Мужчины и женщины уткнулись в свои компьютеры. Едва слышен стук клавиш. Время от времени — удар печати. И снова клавиши. Перед работой персонал посещает спортивные залы. Забота о здоровье и красоте пропорциональна боязни потерять место. Больной не приносит дохода. Неряшливый подозревается в безразличии. Эффективность — вот что востребовано от всех гордящихся принадлежностью к армии чиновников. Мужчины — рубашка и галстук. Женщины — блузка и юбка скромных цветов. Явно демонстрируют бодрость плоти. Человеку из офиса ясно, что иногда между ними вспыхивает искра влечения. Все понятно: после стольких часов взаперти прорываются инстинкты, они внезапно и неизбежно ведут к тайному спариванию, которое снимает напряжение. Когда кто-нибудь за перегородкой, в уборной обнаружит мужчину и женщину, двух мужчин или двух женщин, двух мужчин и одну женщину или двух женщин и одного мужчину, тяжело дышащих в жарком экстазе, он отвернется.

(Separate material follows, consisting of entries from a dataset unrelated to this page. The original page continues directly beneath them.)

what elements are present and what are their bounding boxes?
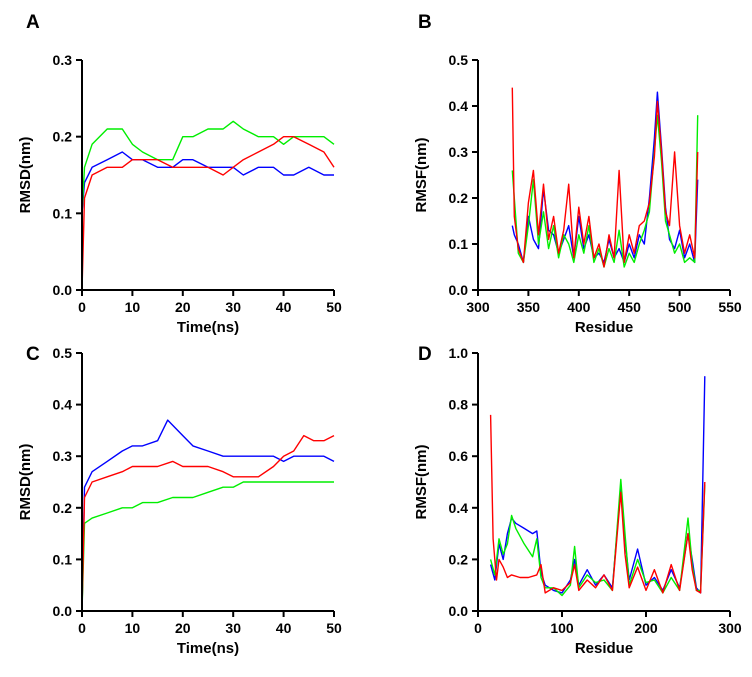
panel-letter: A [26, 12, 40, 33]
y-tick-label: 0.3 [53, 448, 73, 464]
x-tick-label: 20 [175, 299, 191, 315]
y-tick-label: 0.3 [449, 144, 469, 160]
series-line-3 [511, 87, 699, 268]
x-tick-label: 300 [718, 620, 742, 636]
y-tick-label: 0.4 [449, 98, 469, 114]
x-tick-label: 50 [326, 620, 342, 636]
y-tick-label: 0.1 [53, 205, 73, 221]
x-tick-label: 30 [225, 299, 241, 315]
y-tick-label: 0.0 [449, 603, 469, 619]
x-tick-label: 500 [668, 299, 692, 315]
y-axis-title: RMSF(nm) [413, 138, 430, 213]
x-tick-label: 0 [78, 299, 86, 315]
x-tick-label: 10 [125, 299, 141, 315]
x-tick-label: 400 [567, 299, 591, 315]
y-tick-label: 0.2 [449, 551, 469, 567]
y-tick-label: 0.0 [53, 603, 73, 619]
y-axis-title: RMSD(nm) [17, 444, 34, 521]
x-tick-label: 350 [517, 299, 541, 315]
y-tick-label: 0.1 [449, 236, 469, 252]
x-tick-label: 30 [225, 620, 241, 636]
panel-letter: D [418, 344, 432, 365]
y-tick-label: 0.6 [449, 448, 469, 464]
x-axis-title: Time(ns) [177, 319, 239, 336]
panel-b: B 0.0 0.1 0.2 0.3 0.4 0.5 300 350 400 450 500 550 Res… [413, 12, 742, 336]
series-line-3 [489, 414, 706, 594]
x-axis-title: Residue [575, 640, 633, 657]
y-tick-label: 0.2 [53, 129, 73, 145]
y-tick-label: 1.0 [449, 345, 469, 361]
series-line-2 [489, 478, 706, 597]
y-axis-title: RMSF(nm) [413, 445, 430, 520]
y-tick-label: 0.0 [449, 282, 469, 298]
x-tick-label: 200 [634, 620, 658, 636]
x-tick-label: 0 [78, 620, 86, 636]
y-tick-label: 0.3 [53, 52, 73, 68]
y-tick-label: 0.4 [449, 500, 469, 516]
x-axis-title: Residue [575, 319, 633, 336]
series-line-2 [81, 120, 335, 214]
series-line-2 [81, 481, 334, 612]
y-tick-label: 0.0 [53, 282, 73, 298]
panel-c: C 0.0 0.1 0.2 0.3 0.4 0.5 0 10 20 30 40 50 Time(ns) RM… [17, 344, 342, 657]
x-tick-label: 50 [326, 299, 342, 315]
x-axis-title: Time(ns) [177, 640, 239, 657]
x-tick-label: 40 [276, 620, 292, 636]
y-axis-title: RMSD(nm) [17, 137, 34, 214]
y-tick-label: 0.2 [449, 190, 469, 206]
x-tick-label: 10 [125, 620, 141, 636]
y-tick-label: 0.4 [53, 397, 73, 413]
x-tick-label: 20 [175, 620, 191, 636]
series-line-1 [81, 419, 335, 612]
x-tick-label: 40 [276, 299, 292, 315]
series-line-2 [511, 114, 699, 268]
series-line-1 [81, 151, 334, 214]
series-line-3 [81, 434, 335, 612]
panel-d: D 0.0 0.2 0.4 0.6 0.8 1.0 0 100 200 300 Residue RMSF… [413, 344, 742, 657]
y-tick-label: 0.5 [449, 52, 469, 68]
y-tick-label: 0.8 [449, 397, 469, 413]
series-line-3 [81, 135, 335, 291]
y-tick-label: 0.5 [53, 345, 73, 361]
panel-letter: C [26, 344, 40, 365]
x-tick-label: 300 [466, 299, 490, 315]
x-tick-label: 100 [550, 620, 574, 636]
x-tick-label: 0 [474, 620, 482, 636]
x-tick-label: 550 [718, 299, 742, 315]
panel-a: A 0.0 0.1 0.2 0.3 0 10 20 30 40 50 Time(ns) RMSD(nm) [17, 12, 342, 336]
series-line-1 [489, 376, 706, 594]
x-tick-label: 450 [618, 299, 642, 315]
panel-letter: B [418, 12, 432, 33]
y-tick-label: 0.1 [53, 551, 73, 567]
y-tick-label: 0.2 [53, 500, 73, 516]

Хотя и возникнет слух о связи, он никогда не дойдет до начальства, если дело не пойдет к свадьбе. А в этом случае одна из сторон должна отступиться во избежание того, чтобы супружеские конфликты не переместились в офис. За все годы в офисе у него не было ни одной интрижки. Никогда.
Старается расслабиться. Наконец-то и компьютер ожил. Он успешно мимикрирует под деловитость персонала. Мимикрировать легко, хотя своя внешность ему не нравится. Он знает: если остается на своем месте, то не из-за внешнего вида. В конце прошлого века ему, одному из немногих, удалось приспособиться к прогрессу информатики, когда появились компьютеры вместо калькуляторов и пишущих машин. Его быстрое приспособление произошло скорей от страха, чем от живости ума. Сохранил свое место благодаря покорности и, главное, хитрости, с которой хранил свое знание прежних приемов, свои дальние истоки. Стал необходим, как кладезь премудрости. Ему нравится, чтобы его так называли. Доказательство — фото на письменном столе: там он на офисном корпоративе получает от шефа бронзового Микки-Мауса, которого с удовольствием использует вместо пресс-папье.
Ждет, когда заработает компьютер. Чтобы успокоиться, точит карандаш, надписывает папку, ставит печать на нескольких бумагах. Собирается встать, забрать шоколадку со стола секретарши. Чувствует, что смешон. Взглянул на небо в окне: как изъеденная мышами корка. Опять эта тошнота. Спрашивает себя, хватит ли храбрости кинуться к окну головой вперед и прыгнуть в пустоту под звон битого стекла. Он думал и раньше о самоубийстве, но сейчас оно кажется неизбежным. Перетерпеть. Напрягся, челюсти сжаты. Думает: если не успокоится, закровоточат десны.
Секретарша выходит из кабинета шефа. Несет какие-то папки. Сегодня на ней синий костюм. Шагает решительно, элегантно. Она не секретарша, прямо-таки стюардесса. Обнаруживает шоколадку на столе и, обернувшись, заговорщически подмигивает человеку из офиса. Но он не поддастся обману: она идет из кабинета шефа. Плохо застегнута молния на юбке. Когда она кладет ногу на ногу, он замечает на одном чулке чуть видную морщинку. Незастегнутая молния и спущенный чулок. Два ясных указания на то, что случилось в кабинете шефа.
Она развернула шоколадку, откусила. Пробует. Лукаво, кончиком языка, облизывается. Со значением смотрит на него. Притворщица, думает он.
Оборачивается. Потому что сослуживец наверняка фиксирует эти жесты в своей тетрадке. В самом деле, когда он поворачивается, тот со своей улыбочкой, как мальчишка, застигнутый на проказе, прячет тетрадку.
Что компьютер снова заработал — хороший знак. Хотя он не знает, знак чего. Напрасно старается сконцентрироваться на работе. Бьет по клавишам как автомат. Со своего места она следит за ним. Ему чудится симпатия в ее глазах за круглыми стеклами очков, но это может быть и ловушкой. Поднимается, извиняется. Извиняться не за что, но все равно извиняется. Направляется к выходу, идет по коридору, входит в уборную, удостоверяется, что никого нет, запирается в кабинке.
Стоя, опершись рукой на изразцы, яростно мастурбирует.